By now most readers have heard about the tropical low pressure system in the Caribbean Sea, which is approaching Puerto Rico. It is not a tropical storm yet, as a reconnaissance aircraft on Wednesday failed to find a well-defined circulation. It nonetheless appears to be developing stronger thunderstorms, and is producing tropical storm-force winds. It likely will become a depression and then a storm later this week as it passes near the Bahamas and then tracks toward Florida.
The purpose of this post is to discuss what may happen after that, but before doing so, I want to discuss the fallibility of forecast models at this time, and why we don’t have that much confidence in where the system, Invest 99L for now, will go in five to seven days, if it does head toward the Gulf of Mexico.
Model inaccuracy—it’s considerable
Let’s focus on track models. They tell us where a storm will go. Although models can do a fairly good job simulating the large scale steering currents that guide storm motion, such as upper-level pressure systems, these forecasts remain sketchy when a tropical system is poorly defined. And as I noted earlier, Invest 99L has yet to develop a center of circulation.

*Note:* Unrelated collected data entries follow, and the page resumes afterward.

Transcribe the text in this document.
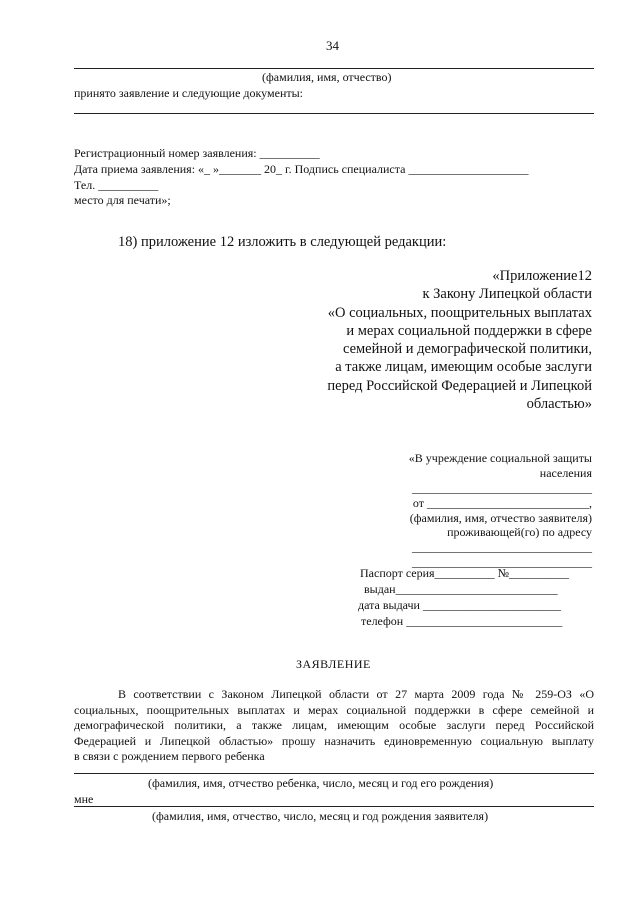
34
(фамилия, имя, отчество)
принято заявление и следующие документы:
Регистрационный номер заявления: __________
Дата приема заявления: «_ »_______ 20_ г. Подпись специалиста ____________________
Тел. __________
место для печати»;
18) приложение 12 изложить в следующей редакции:
«Приложение12
к Закону Липецкой области
«О социальных, поощрительных выплатах
и мерах социальной поддержки в сфере
семейной и демографической политики,
а также лицам, имеющим особые заслуги
перед Российской Федерацией и Липецкой
областью»
«В учреждение социальной защиты
населения
______________________________
от ___________________________,
(фамилия, имя, отчество заявителя)
проживающей(го) по адресу
______________________________
______________________________
Паспорт серия__________ №__________
выдан___________________________
дата выдачи _______________________
телефон __________________________
ЗАЯВЛЕНИЕ
В соответствии с Законом Липецкой области от 27 марта 2009 года № 259-ОЗ «О
социальных, поощрительных выплатах и мерах социальной поддержки в сфере семейной и
демографической политики, а также лицам, имеющим особые заслуги перед Российской
Федерацией и Липецкой областью» прошу назначить единовременную социальную выплату
в связи с рождением первого ребенка
(фамилия, имя, отчество ребенка, число, месяц и год его рождения)
мне
(фамилия, имя, отчество, число, месяц и год рождения заявителя)
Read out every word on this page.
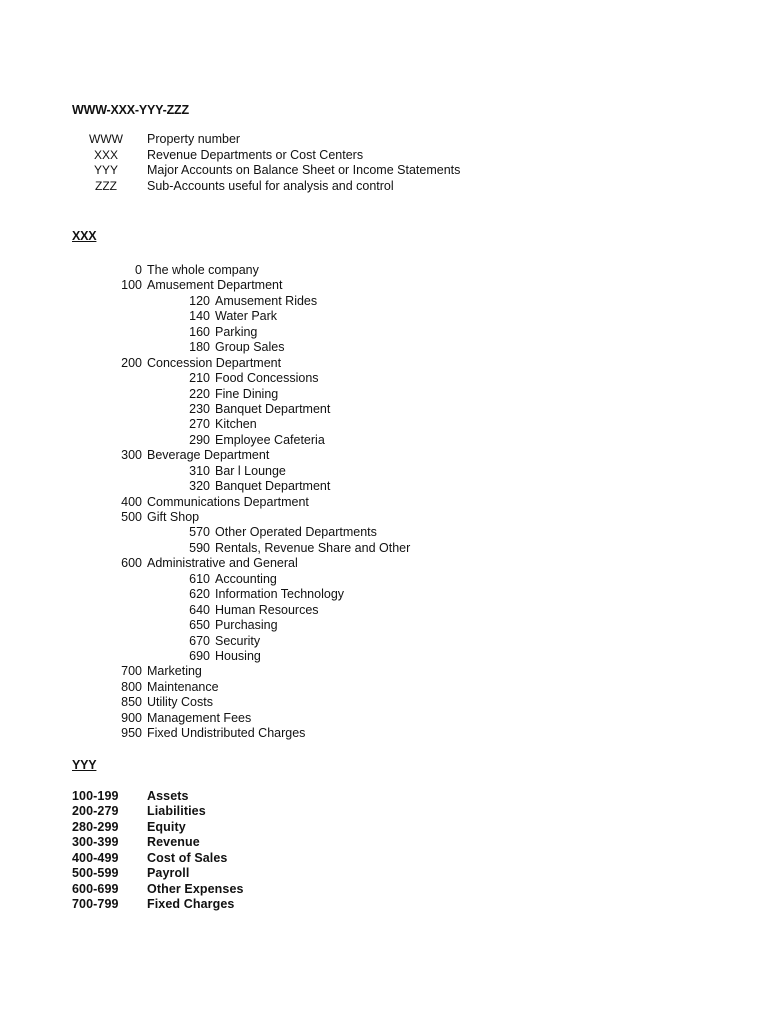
WWW-XXX-YYY-ZZZ
WWW	Property number
XXX	Revenue Departments or Cost Centers
YYY	Major Accounts on Balance Sheet or Income Statements
ZZZ	Sub-Accounts useful for analysis and control
XXX
0 The whole company
100 Amusement Department
120 Amusement Rides
140 Water Park
160 Parking
180 Group Sales
200 Concession Department
210 Food Concessions
220 Fine Dining
230 Banquet Department
270 Kitchen
290 Employee Cafeteria
300 Beverage Department
310 Bar l Lounge
320 Banquet Department
400 Communications Department
500 Gift Shop
570 Other Operated Departments
590 Rentals, Revenue Share and Other
600 Administrative and General
610 Accounting
620 Information Technology
640 Human Resources
650 Purchasing
670 Security
690 Housing
700 Marketing
800 Maintenance
850 Utility Costs
900 Management Fees
950 Fixed Undistributed Charges
YYY
100-199 Assets
200-279 Liabilities
280-299 Equity
300-399 Revenue
400-499 Cost of Sales
500-599 Payroll
600-699 Other Expenses
700-799 Fixed Charges
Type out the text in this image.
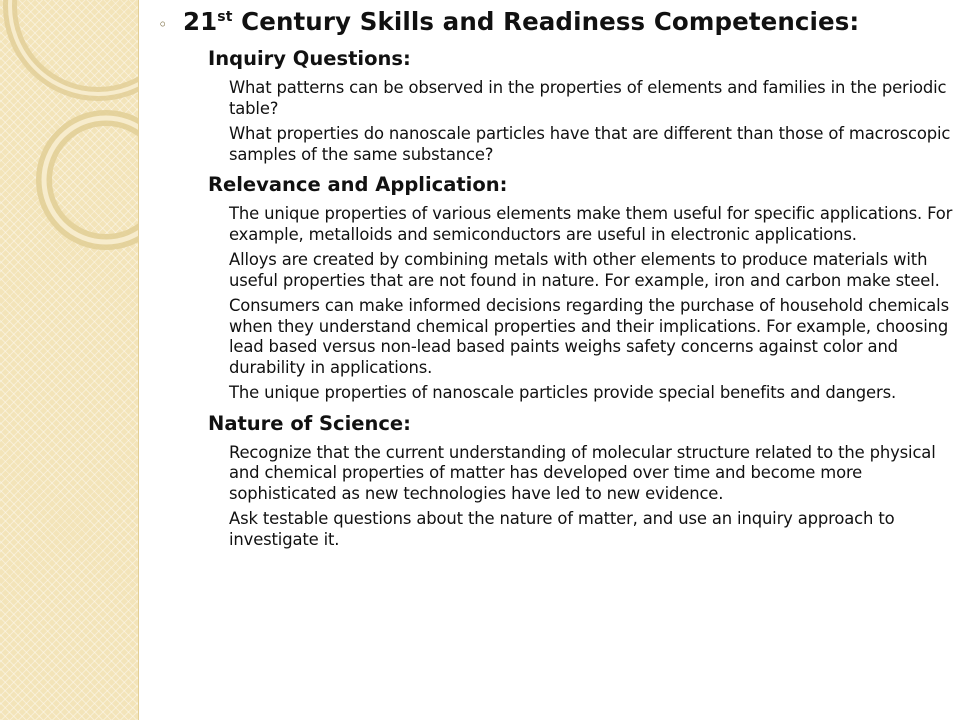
◦ 21st Century Skills and Readiness Competencies:
Inquiry Questions:
What patterns can be observed in the properties of elements and families in the periodic table?
What properties do nanoscale particles have that are different than those of macroscopic samples of the same substance?
Relevance and Application:
The unique properties of various elements make them useful for specific applications. For example, metalloids and semiconductors are useful in electronic applications.
Alloys are created by combining metals with other elements to produce materials with useful properties that are not found in nature. For example, iron and carbon make steel.
Consumers can make informed decisions regarding the purchase of household chemicals when they understand chemical properties and their implications. For example, choosing lead based versus non-lead based paints weighs safety concerns against color and durability in applications.
The unique properties of nanoscale particles provide special benefits and dangers.
Nature of Science:
Recognize that the current understanding of molecular structure related to the physical and chemical properties of matter has developed over time and become more sophisticated as new technologies have led to new evidence.
Ask testable questions about the nature of matter, and use an inquiry approach to investigate it.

With that said let’s look at track errors for National Hurricane Center forecasts for three classes of storms: hurricanes (which have well defined circulations), strong tropical storms (likewise) and depressions and weak tropical storms (not so much). Actually, the category we’re interested in isn’t even on this chart—”stuff that ain’t formed yet.” Thus at five days we can expect the track error to be at a very minimum of 350 nautical miles for undeveloped tropical systems, and likely much, much more.